During December 2011, a salvage excavation was conducted north of Ibtin village and south of Tel Par (Permit No. A-6347; map ref. 21043–55/74119–31). The excavation, undertaken on behalf of the Israel Antiquities Authority and underwritten by the Zevulun Regional Council, was directed by M. Hater, with the assistance of Y. Amrani (administration), R. Mishayev (surveying and drafting), P. Gendelman (pottery), A. Gorzalczany (consultation) and K. Sa‘id (IAA Haifa district).

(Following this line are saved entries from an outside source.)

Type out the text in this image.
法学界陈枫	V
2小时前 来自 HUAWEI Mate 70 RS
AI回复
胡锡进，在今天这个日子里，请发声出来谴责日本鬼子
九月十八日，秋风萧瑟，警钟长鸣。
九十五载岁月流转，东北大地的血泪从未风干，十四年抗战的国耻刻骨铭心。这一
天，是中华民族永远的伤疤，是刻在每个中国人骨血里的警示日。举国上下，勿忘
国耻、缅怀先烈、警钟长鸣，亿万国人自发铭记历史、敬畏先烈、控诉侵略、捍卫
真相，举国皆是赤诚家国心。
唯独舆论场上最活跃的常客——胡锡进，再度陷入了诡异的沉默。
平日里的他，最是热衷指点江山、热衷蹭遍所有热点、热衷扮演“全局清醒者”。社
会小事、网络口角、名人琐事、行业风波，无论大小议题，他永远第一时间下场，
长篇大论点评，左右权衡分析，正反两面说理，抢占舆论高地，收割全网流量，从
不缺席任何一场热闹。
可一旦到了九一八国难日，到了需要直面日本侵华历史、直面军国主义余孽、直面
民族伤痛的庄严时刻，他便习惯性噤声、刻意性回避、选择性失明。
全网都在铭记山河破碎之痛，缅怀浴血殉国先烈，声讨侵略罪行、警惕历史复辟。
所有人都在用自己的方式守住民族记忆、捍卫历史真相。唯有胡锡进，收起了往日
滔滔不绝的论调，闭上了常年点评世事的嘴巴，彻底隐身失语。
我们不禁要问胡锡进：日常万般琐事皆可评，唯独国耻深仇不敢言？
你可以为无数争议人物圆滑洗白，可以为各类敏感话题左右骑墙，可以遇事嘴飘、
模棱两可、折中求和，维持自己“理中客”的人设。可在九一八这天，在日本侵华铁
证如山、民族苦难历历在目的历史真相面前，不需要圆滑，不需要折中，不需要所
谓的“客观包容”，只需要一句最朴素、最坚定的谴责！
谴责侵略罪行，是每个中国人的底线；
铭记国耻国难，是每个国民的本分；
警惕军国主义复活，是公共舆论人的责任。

The excavation area is located on flat farmland north of Ibtin village in the southeastern Zevulun Valley, c. 2 km northeast of Tel Regev and c. 0.5 km south of Tel Par. Burial caves, cist graves, buildings, remains of a road, rock-cuttings and agricultural installations were discovered in excavations, previously conducted at the site (HA
48:9–14, HA-ESI 121
and Permit No. A-2066). Remains of a settlement and villas, a shaft tomb, rock-cuttings, agricultural installations, a winepress and enclosure walls of a cultivation plot that date to the Early Bronze Age, the Byzantine and Early Islamic periods, the Middle Ages and the Ottoman period were discovered in an excavation conducted c. 250 m southeast of the current excavation (Permit No. A-6178).

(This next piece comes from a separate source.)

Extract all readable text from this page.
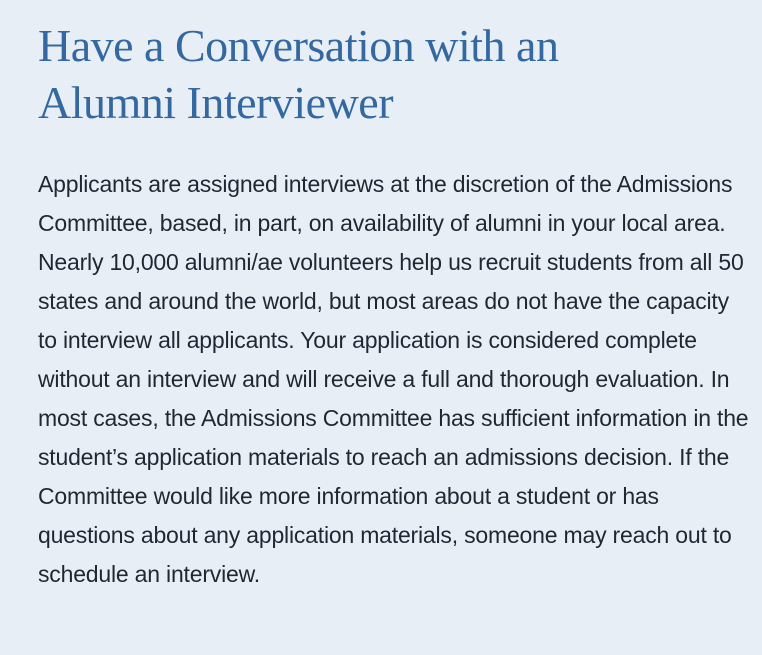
Have a Conversation with an Alumni Interviewer

Applicants are assigned interviews at the discretion of the Admissions Committee, based, in part, on availability of alumni in your local area. Nearly 10,000 alumni/ae volunteers help us recruit students from all 50 states and around the world, but most areas do not have the capacity to interview all applicants. Your application is considered complete without an interview and will receive a full and thorough evaluation. In most cases, the Admissions Committee has sufficient information in the student’s application materials to reach an admissions decision. If the Committee would like more information about a student or has questions about any application materials, someone may reach out to schedule an interview.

Two squares (D5, E7; Fig. 1) were opened and meager walls that probably served to separate cultivation plots were exposed.
Square E7. A wall (W10; length 5.2 m; Fig. 2), oriented southeast-northwest, was exposed 0.6 m below the surface. The wall, built of small and medium fieldstones in dry construction, was preserved a single course high.
Square D5. A wall (W11; length 6.6 m; Fig. 3), aligned north–south, was exposed 0.65 m below the surface. The wall, built of roughly hewn limestone and small fieldstones in dry construction, was preserved a single course high. The stones in the middle of the wall did not survive, probably due to plowing done in the area over the years.
The walls were founded on alluvium that yielded several fragments of pottery vessels from a various periods, the latest dating to the Late Byzantine period.
It seems that the excavated area was part of the agricultural hinterland of the settlement revealed to the southeast (Permit No. A-6178).